Anyway, about ketchup. Thing is, I just discovered: they make it from pumpkins. Yes, all of it. There is no tomatoes in there. Not. At. All. If that isn’t a disappointment, I don’t know what is. Why make it red if there are no red tomatoes in there? Why not just make it yellow? Like they make mustard sauce? After this letdown, I am not even sure if that is mustard anymore. Maybe real mustard sauce would be blue. How would we know?

So my strong recommendation to ketchup manufacturers is this:

Print the truth on your bottles.

Like how you have disclaimers and denials in movie credits. You should say right there on your bottles: ‘No red, lush, juicy tomatoes were harmed in the making of this ketchup. In fact, no raw, bitter or sour tomatoes were harmed, either.’

Now that would be truth-telling. At least you would know that the pictures are there just to lie to you.

Yesterday I met a wonderful woman. (Yes, this is still about ketchup. Hear me out). Her friend, who is my cousin’s friend, set us up. We were supposed to go for a movie, but when we got off the bus (I told her the car was at the garage. That always works.), I saw that the Sub of the Day at the Subway was Chicken Teriyaki. I love Chicken Teriyaki Sub! And this one would be cheap on her. So I took my lady friend there instead. When she went to pay, I moved towards the salad counter. It just didn’t seem polite to stand there watching her count out the money without offering to help. So I moved away.

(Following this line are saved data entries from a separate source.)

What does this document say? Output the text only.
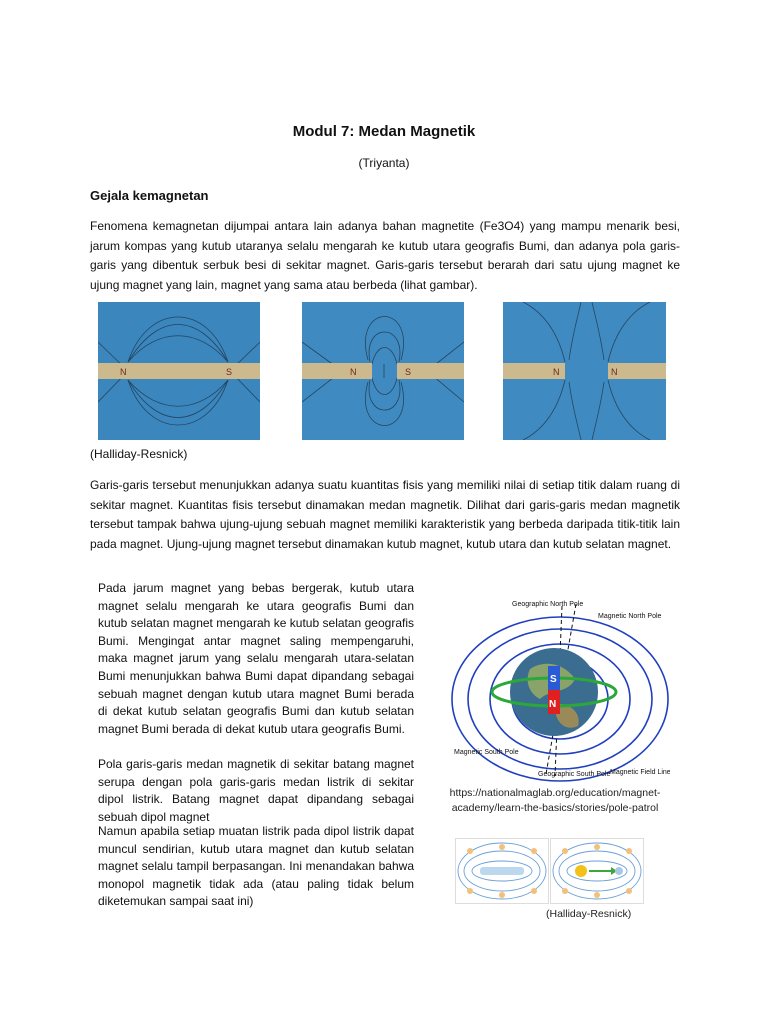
Modul 7: Medan Magnetik
(Triyanta)
Gejala kemagnetan
Fenomena kemagnetan dijumpai antara lain adanya bahan magnetite (Fe3O4) yang mampu menarik besi, jarum kompas yang kutub utaranya selalu mengarah ke kutub utara geografis Bumi, dan adanya pola garis-garis yang dibentuk serbuk besi di sekitar magnet. Garis-garis tersebut berarah dari satu ujung magnet ke ujung magnet yang lain, magnet yang sama atau berbeda (lihat gambar).
N	S	N	S	N	N
(Halliday-Resnick)
Garis-garis tersebut menunjukkan adanya suatu kuantitas fisis yang memiliki nilai di setiap titik dalam ruang di sekitar magnet. Kuantitas fisis tersebut dinamakan medan magnetik. Dilihat dari garis-garis medan magnetik tersebut tampak bahwa ujung-ujung sebuah magnet memiliki karakteristik yang berbeda daripada titik-titik lain pada magnet. Ujung-ujung magnet tersebut dinamakan kutub magnet, kutub utara dan kutub selatan magnet.
Pada jarum magnet yang bebas bergerak, kutub utara magnet selalu mengarah ke utara geografis Bumi dan kutub selatan magnet mengarah ke kutub selatan geografis Bumi. Mengingat antar magnet saling mempengaruhi, maka magnet jarum yang selalu mengarah utara-selatan Bumi menunjukkan bahwa Bumi dapat dipandang sebagai sebuah magnet dengan kutub utara magnet Bumi berada di dekat kutub selatan geografis Bumi dan kutub selatan magnet Bumi berada di dekat kutub utara geografis Bumi.
Pola garis-garis medan magnetik di sekitar batang magnet serupa dengan pola garis-garis medan listrik di sekitar dipol listrik. Batang magnet dapat dipandang sebagai sebuah dipol magnet
Namun apabila setiap muatan listrik pada dipol listrik dapat muncul sendirian, kutub utara magnet dan kutub selatan magnet selalu tampil berpasangan. Ini menandakan bahwa monopol magnetik tidak ada (atau paling tidak belum diketemukan sampai saat ini)
S
N
Geographic North Pole
Magnetic North Pole
Magnetic South Pole
Geographic South Pole Magnetic Field Lines
https://nationalmaglab.org/education/magnet-academy/learn-the-basics/stories/pole-patrol
(Halliday-Resnick)
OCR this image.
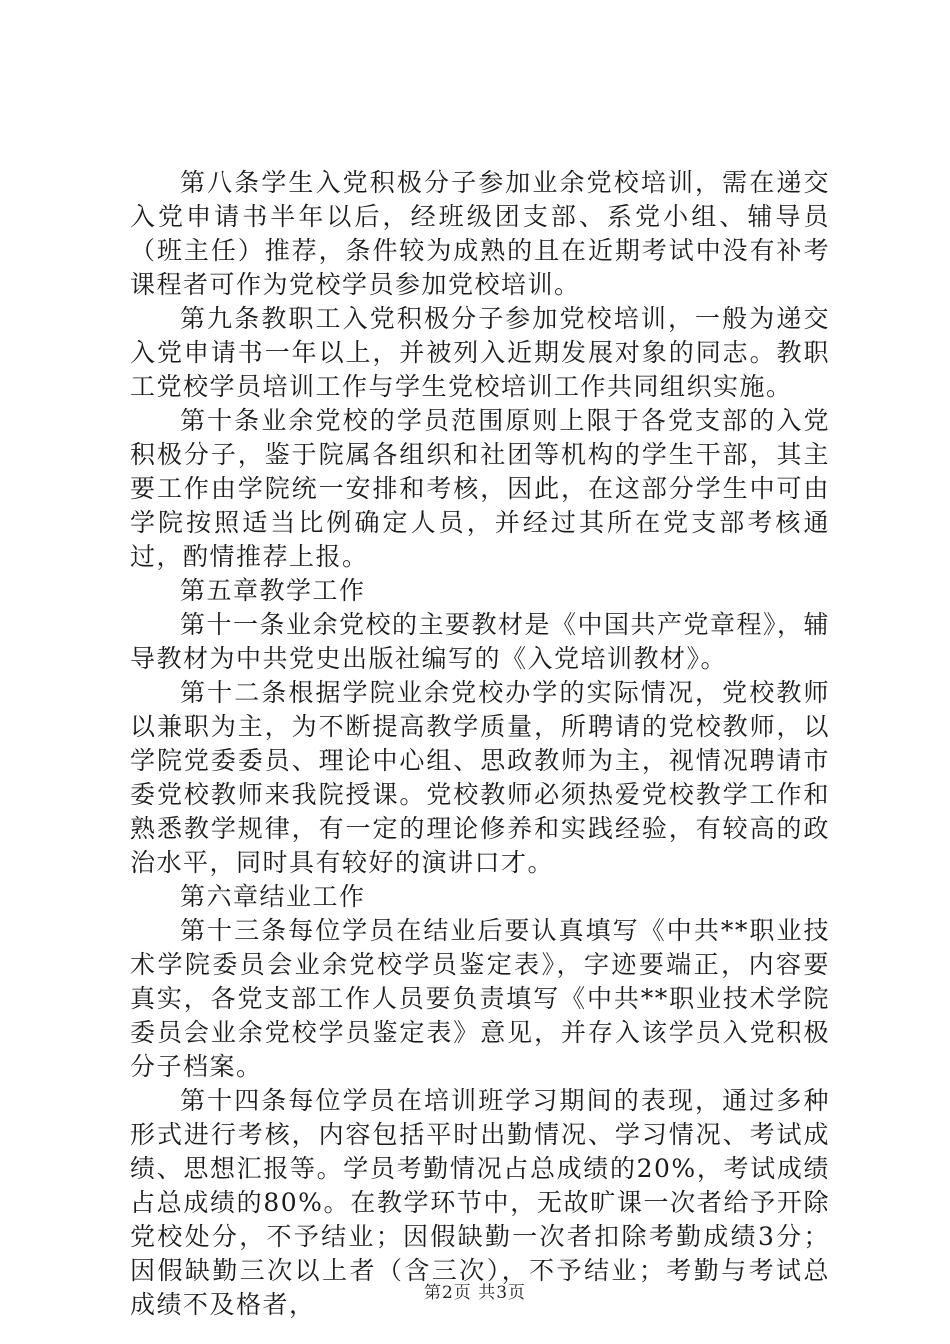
第八条学生入党积极分子参加业余党校培训，需在递交入党申请书半年以后，经班级团支部、系党小组、辅导员（班主任）推荐，条件较为成熟的且在近期考试中没有补考课程者可作为党校学员参加党校培训。

第九条教职工入党积极分子参加党校培训，一般为递交入党申请书一年以上，并被列入近期发展对象的同志。教职工党校学员培训工作与学生党校培训工作共同组织实施。

第十条业余党校的学员范围原则上限于各党支部的入党积极分子，鉴于院属各组织和社团等机构的学生干部，其主要工作由学院统一安排和考核，因此，在这部分学生中可由学院按照适当比例确定人员，并经过其所在党支部考核通过，酌情推荐上报。

第五章教学工作

第十一条业余党校的主要教材是《中国共产党章程》，辅导教材为中共党史出版社编写的《入党培训教材》。

第十二条根据学院业余党校办学的实际情况，党校教师以兼职为主，为不断提高教学质量，所聘请的党校教师，以学院党委委员、理论中心组、思政教师为主，视情况聘请市委党校教师来我院授课。党校教师必须热爱党校教学工作和熟悉教学规律，有一定的理论修养和实践经验，有较高的政治水平，同时具有较好的演讲口才。

第六章结业工作

第十三条每位学员在结业后要认真填写《中共**职业技术学院委员会业余党校学员鉴定表》，字迹要端正，内容要真实，各党支部工作人员要负责填写《中共**职业技术学院委员会业余党校学员鉴定表》意见，并存入该学员入党积极分子档案。

第十四条每位学员在培训班学习期间的表现，通过多种形式进行考核，内容包括平时出勤情况、学习情况、考试成绩、思想汇报等。学员考勤情况占总成绩的20%，考试成绩占总成绩的80%。在教学环节中，无故旷课一次者给予开除党校处分，不予结业；因假缺勤一次者扣除考勤成绩3分；因假缺勤三次以上者（含三次），不予结业；考勤与考试总成绩不及格者，	第2页 共3页
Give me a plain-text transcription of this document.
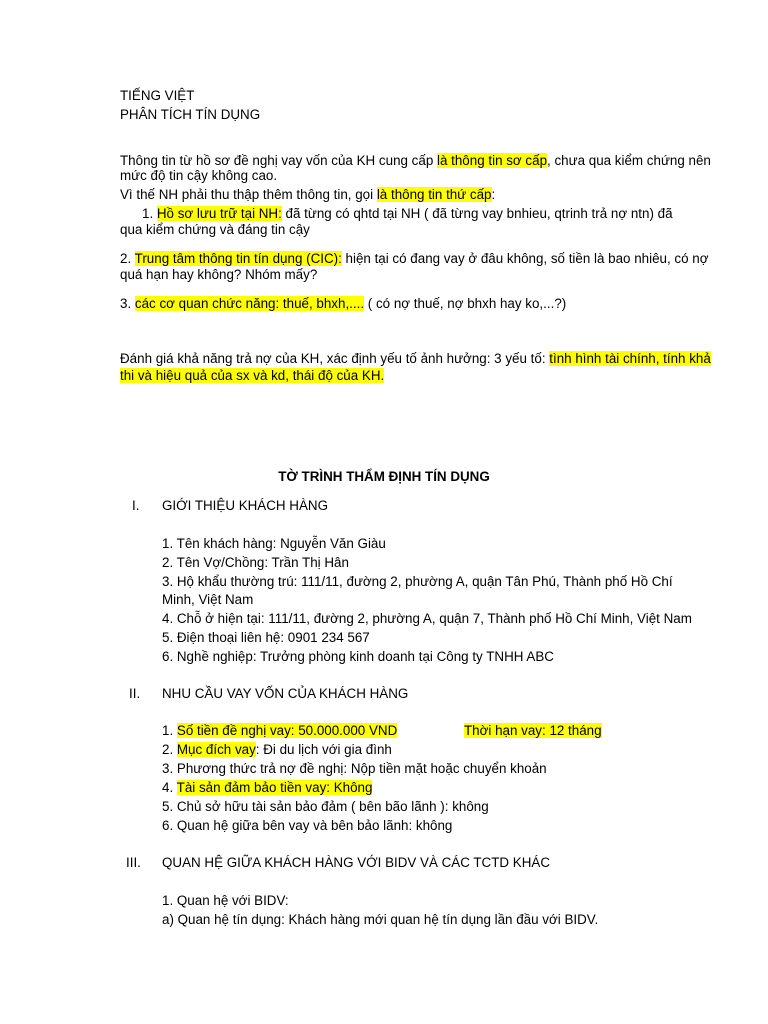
TIẾNG VIỆT
PHÂN TÍCH TÍN DỤNG
Thông tin từ hồ sơ đề nghị vay vốn của KH cung cấp là thông tin sơ cấp, chưa qua kiểm chứng nên
mức độ tin cậy không cao.
Vì thế NH phải thu thập thêm thông tin, gọi là thông tin thứ cấp:
1. Hồ sơ lưu trữ tại NH: đã từng có qhtd tại NH ( đã từng vay bnhieu, qtrinh trả nợ ntn) đã
qua kiểm chứng và đáng tin cậy
2. Trung tâm thông tin tín dụng (CIC): hiện tại có đang vay ở đâu không, số tiền là bao nhiêu, có nợ
quá hạn hay không? Nhóm mấy?
3. các cơ quan chức năng: thuế, bhxh,.... ( có nợ thuế, nợ bhxh hay ko,...?)
Đánh giá khả năng trả nợ của KH, xác định yếu tố ảnh hưởng: 3 yếu tố: tình hình tài chính, tính khả
thi và hiệu quả của sx và kd, thái độ của KH.
TỜ TRÌNH THẨM ĐỊNH TÍN DỤNG
I. GIỚI THIỆU KHÁCH HÀNG
1. Tên khách hàng: Nguyễn Văn Giàu
2. Tên Vợ/Chồng: Trần Thị Hân
3. Hộ khẩu thường trú: 111/11, đường 2, phường A, quận Tân Phú, Thành phố Hồ Chí
Minh, Việt Nam
4. Chỗ ở hiện tại: 111/11, đường 2, phường A, quận 7, Thành phố Hồ Chí Minh, Việt Nam
5. Điện thoại liên hệ: 0901 234 567
6. Nghề nghiệp: Trưởng phòng kinh doanh tại Công ty TNHH ABC
II. NHU CẦU VAY VỐN CỦA KHÁCH HÀNG
1. Số tiền đề nghị vay: 50.000.000 VND	Thời hạn vay: 12 tháng
2. Mục đích vay: Đi du lịch với gia đình
3. Phương thức trả nợ đề nghị: Nộp tiền mặt hoặc chuyển khoản
4. Tài sản đảm bảo tiền vay: Không
5. Chủ sở hữu tài sản bảo đảm ( bên bão lãnh ): không
6. Quan hệ giữa bên vay và bên bảo lãnh: không
III. QUAN HỆ GIỮA KHÁCH HÀNG VỚI BIDV VÀ CÁC TCTD KHÁC
1. Quan hệ với BIDV:
a) Quan hệ tín dụng: Khách hàng mới quan hệ tín dụng lần đầu với BIDV.
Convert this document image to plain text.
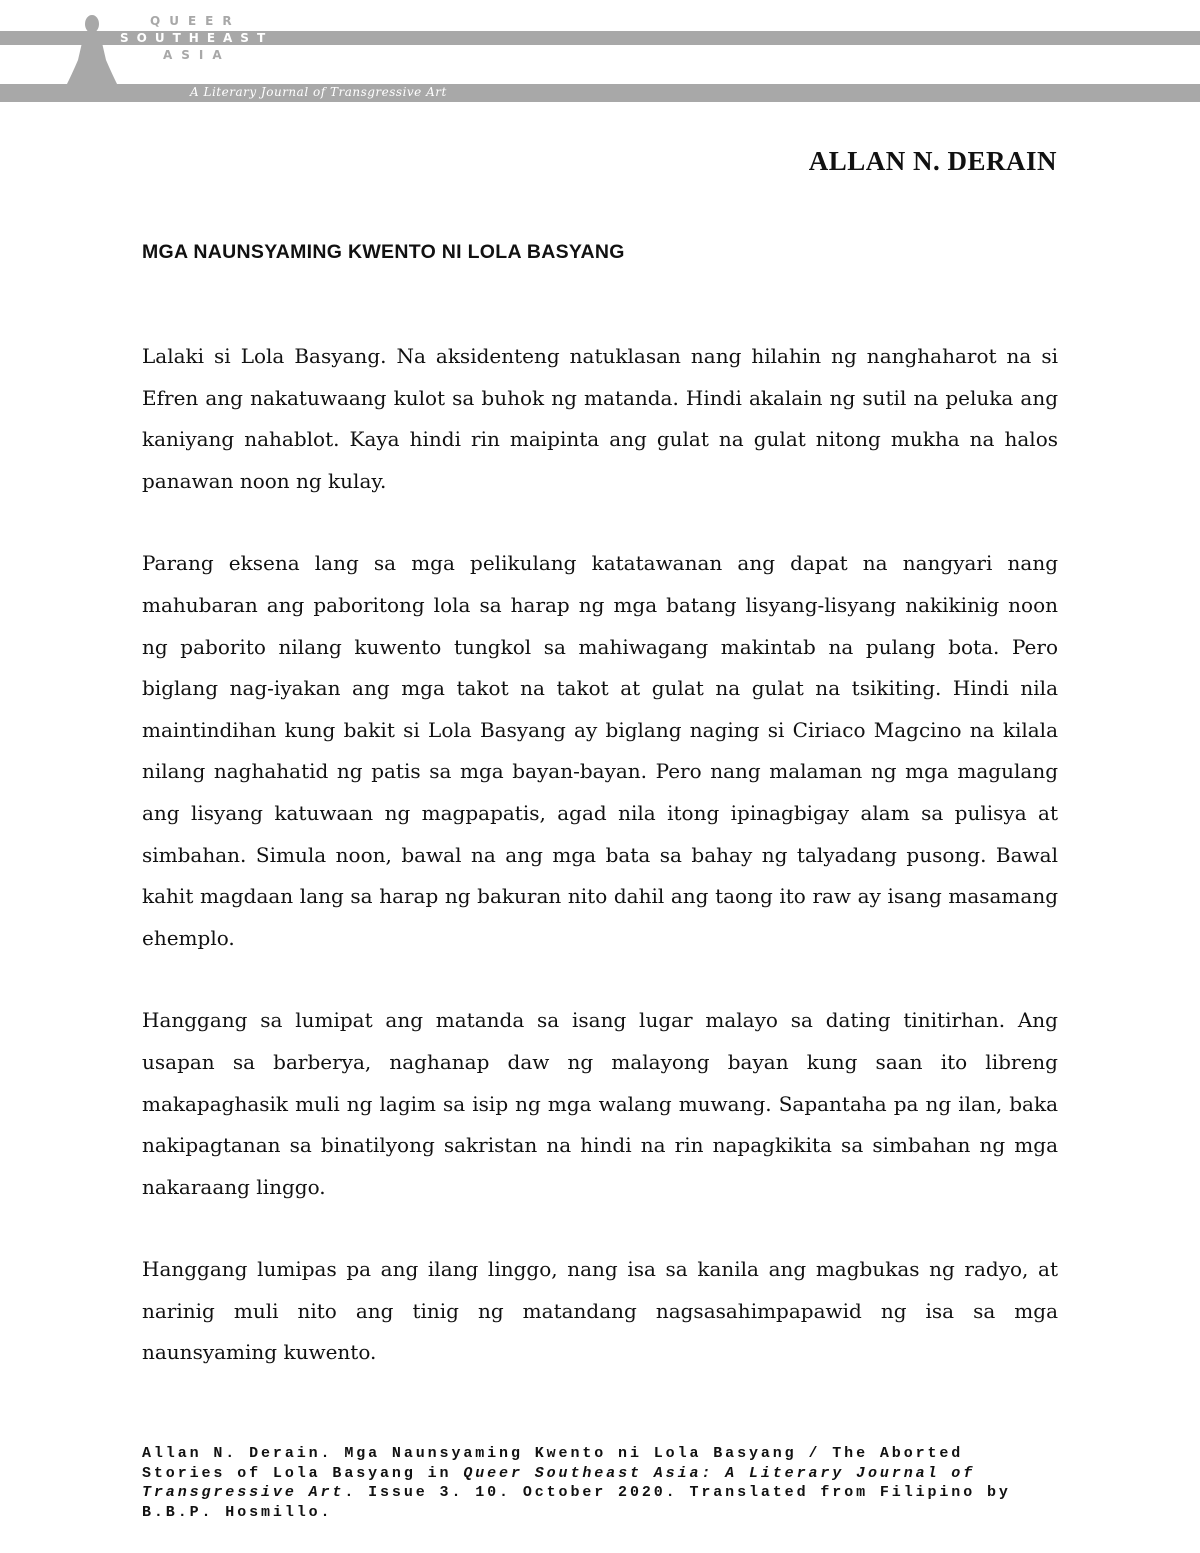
QUEER
SOUTHEAST
ASIA
A Literary Journal of Transgressive Art
ALLAN N. DERAIN
MGA NAUNSYAMING KWENTO NI LOLA BASYANG

Lalaki si Lola Basyang. Na aksidenteng natuklasan nang hilahin ng nanghaharot na si Efren ang nakatuwaang kulot sa buhok ng matanda. Hindi akalain ng sutil na peluka ang kaniyang nahablot. Kaya hindi rin maipinta ang gulat na gulat nitong mukha na halos panawan noon ng kulay.

Parang eksena lang sa mga pelikulang katatawanan ang dapat na nangyari nang mahubaran ang paboritong lola sa harap ng mga batang lisyang-lisyang nakikinig noon ng paborito nilang kuwento tungkol sa mahiwagang makintab na pulang bota. Pero biglang nag-iyakan ang mga takot na takot at gulat na gulat na tsikiting. Hindi nila maintindihan kung bakit si Lola Basyang ay biglang naging si Ciriaco Magcino na kilala nilang naghahatid ng patis sa mga bayan-bayan. Pero nang malaman ng mga magulang ang lisyang katuwaan ng magpapatis, agad nila itong ipinagbigay alam sa pulisya at simbahan. Simula noon, bawal na ang mga bata sa bahay ng talyadang pusong. Bawal kahit magdaan lang sa harap ng bakuran nito dahil ang taong ito raw ay isang masamang ehemplo.

Hanggang sa lumipat ang matanda sa isang lugar malayo sa dating tinitirhan. Ang usapan sa barberya, naghanap daw ng malayong bayan kung saan ito libreng makapaghasik muli ng lagim sa isip ng mga walang muwang. Sapantaha pa ng ilan, baka nakipagtanan sa binatilyong sakristan na hindi na rin napagkikita sa simbahan ng mga nakaraang linggo.

Hanggang lumipas pa ang ilang linggo, nang isa sa kanila ang magbukas ng radyo, at narinig muli nito ang tinig ng matandang nagsasahimpapawid ng isa sa mga naunsyaming kuwento.

Allan N. Derain. Mga Naunsyaming Kwento ni Lola Basyang / The Aborted Stories of Lola Basyang in Queer Southeast Asia: A Literary Journal of Transgressive Art. Issue 3. 10. October 2020. Translated from Filipino by B.B.P. Hosmillo.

The good thing was, she seemed to enjoy her sandwich too, especially when I told her all those truths about the ketchup. She suddenly went very quiet and just listened to everything. This is what I call: Understanding.

But like I told you, this is not about her. Though, as an aside, I tried to call her this morning, and she never picked up the phone. By now, I am used to this behavior. Women are very unpredictable; they will do anything. Good that I no longer pay for their food or waste anything but my time on them.

Anyway, this is about ketchup. I love ketchup. Right now, I am planning to eat it all by itself. Or maybe I will combine it with something in the fridge. Mustard sauce would be a good bet.